Heat extremes are likely to become more frequent and more intense across the region, a WMO report warns.
Europe is the fastest warming continent in the world, according to the World Meteorological Organization (WMO) and the European Copernicus network.
The continent has been warming twice as much as the global average since the 1980s, the two organisations show in their joint annual State of the Climate report, released on Monday 19 June.
In 2022, Europe was approximately 2.3°C warmer than it was at the end of the 19th century.
Warming has soared since the 1990s, breaking temperature records on several occasions.
Some areas have seen more extreme changes than others, with temperatures around 2°C above average in much of Western Europe and even exceeding 3.5°C in regions close to the Arctic.

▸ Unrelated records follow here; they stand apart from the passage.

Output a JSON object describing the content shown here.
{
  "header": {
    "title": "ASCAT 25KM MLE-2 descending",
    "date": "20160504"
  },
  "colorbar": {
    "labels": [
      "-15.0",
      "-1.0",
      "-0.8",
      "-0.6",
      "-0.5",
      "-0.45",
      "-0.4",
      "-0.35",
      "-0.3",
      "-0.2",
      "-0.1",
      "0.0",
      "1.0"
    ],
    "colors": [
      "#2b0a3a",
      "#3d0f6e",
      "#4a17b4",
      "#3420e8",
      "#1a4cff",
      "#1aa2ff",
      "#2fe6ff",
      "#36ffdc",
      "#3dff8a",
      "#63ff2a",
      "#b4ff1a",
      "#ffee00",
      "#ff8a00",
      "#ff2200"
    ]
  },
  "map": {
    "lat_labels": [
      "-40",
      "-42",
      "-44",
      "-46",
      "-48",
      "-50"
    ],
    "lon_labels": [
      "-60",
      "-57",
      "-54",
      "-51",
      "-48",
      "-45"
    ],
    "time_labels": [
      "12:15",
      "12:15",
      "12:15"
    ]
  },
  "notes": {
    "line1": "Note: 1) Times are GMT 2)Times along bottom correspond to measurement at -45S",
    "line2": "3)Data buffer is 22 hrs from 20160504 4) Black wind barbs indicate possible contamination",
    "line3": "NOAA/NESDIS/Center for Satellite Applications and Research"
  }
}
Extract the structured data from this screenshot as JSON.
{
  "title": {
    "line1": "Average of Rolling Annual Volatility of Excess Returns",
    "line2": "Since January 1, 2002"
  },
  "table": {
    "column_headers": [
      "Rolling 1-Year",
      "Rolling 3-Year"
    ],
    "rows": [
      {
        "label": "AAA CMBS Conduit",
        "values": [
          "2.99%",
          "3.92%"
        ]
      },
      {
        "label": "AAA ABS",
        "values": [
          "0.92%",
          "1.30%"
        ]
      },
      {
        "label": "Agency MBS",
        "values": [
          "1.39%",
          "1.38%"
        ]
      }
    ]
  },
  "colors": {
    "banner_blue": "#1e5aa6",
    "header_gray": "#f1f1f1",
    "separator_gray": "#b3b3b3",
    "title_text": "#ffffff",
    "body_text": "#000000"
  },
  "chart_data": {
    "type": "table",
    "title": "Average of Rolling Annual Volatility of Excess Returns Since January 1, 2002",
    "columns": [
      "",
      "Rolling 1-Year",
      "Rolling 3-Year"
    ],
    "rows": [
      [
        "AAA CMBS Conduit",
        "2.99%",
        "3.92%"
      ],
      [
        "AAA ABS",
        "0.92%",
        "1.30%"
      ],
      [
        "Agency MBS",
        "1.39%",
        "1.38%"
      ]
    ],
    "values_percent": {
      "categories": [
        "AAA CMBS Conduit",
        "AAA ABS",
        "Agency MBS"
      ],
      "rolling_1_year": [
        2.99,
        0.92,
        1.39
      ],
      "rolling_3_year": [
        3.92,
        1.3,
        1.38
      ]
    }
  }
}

Are Europe's record-breaking heatwaves here to stay?
The summer of 2022 was the hottest on record in many European countries.
According to the report, extreme weather-related eventsclaimed more than 16,000 lives and directly affected 156,000 people. Flooding and storms were the most economically damaging, while heatwaves were the most deadly.
Belgium, France, Germany, Ireland, Italy, Luxembourg, Portugal, Spain, Switzerland and the UK were among the countries that broke temperature records.
“The record-breaking heat stress that Europeans experienced in 2022 was one of the main drivers of weather-related excess deaths in Europe," says Dr Carlo Buontempo, Director of Copernicus Climate Change Service.
"Unfortunately, this cannot be considered a one-off occurrence or an oddity of the climate," he continues, adding that heat stress extremes are likely to become more frequent and more intense across the region.
Sea surface temperatures around Europe also reached new highs, accompanied by marine heatwaves.
Surface ocean warming soared to more than three times the global average in the eastern Mediterranean Sea, the Baltic and Black Seas, and the southern Arctic. This led to species migration, mass extinctions and the arrival of invasive species that disrupt delicate marine ecosystems.
Glacier melt was unprecedented, with 880 km3 of ice lost in Europe from 1997 to 2022. The Alps were worst affected, with an average reduction in ice thickness of 34 metres and record-breaking loss in 2022.
How can Europe combat warming temperatures?
The report says renewable energy generated more electricity than polluting fossil fuels for the first time last year - "a sign of hope for the future".
Wind and solar power generated 22.3 per cent of EU electricity in 2022, overtaking fossil gas (20 per cent).
"Increasing use of renewables and low-carbon energy sources is crucial to reduce dependence on fossil fuels,” says WMO Secretary-General Professor Petteri Taalas.
As extreme weather threatens to impact the supply and demand of energy in Europe, Taalas emphasises the importance of services like WMO in ensuring the resilience of energy systems against climate-related shocks and improving energy efficiency.
The report indicates that the south of Europe holds the most potential for solar power, while wind power works best over the ocean - in particular, off the coast of Ireland and Portugal and the Aegean Sea.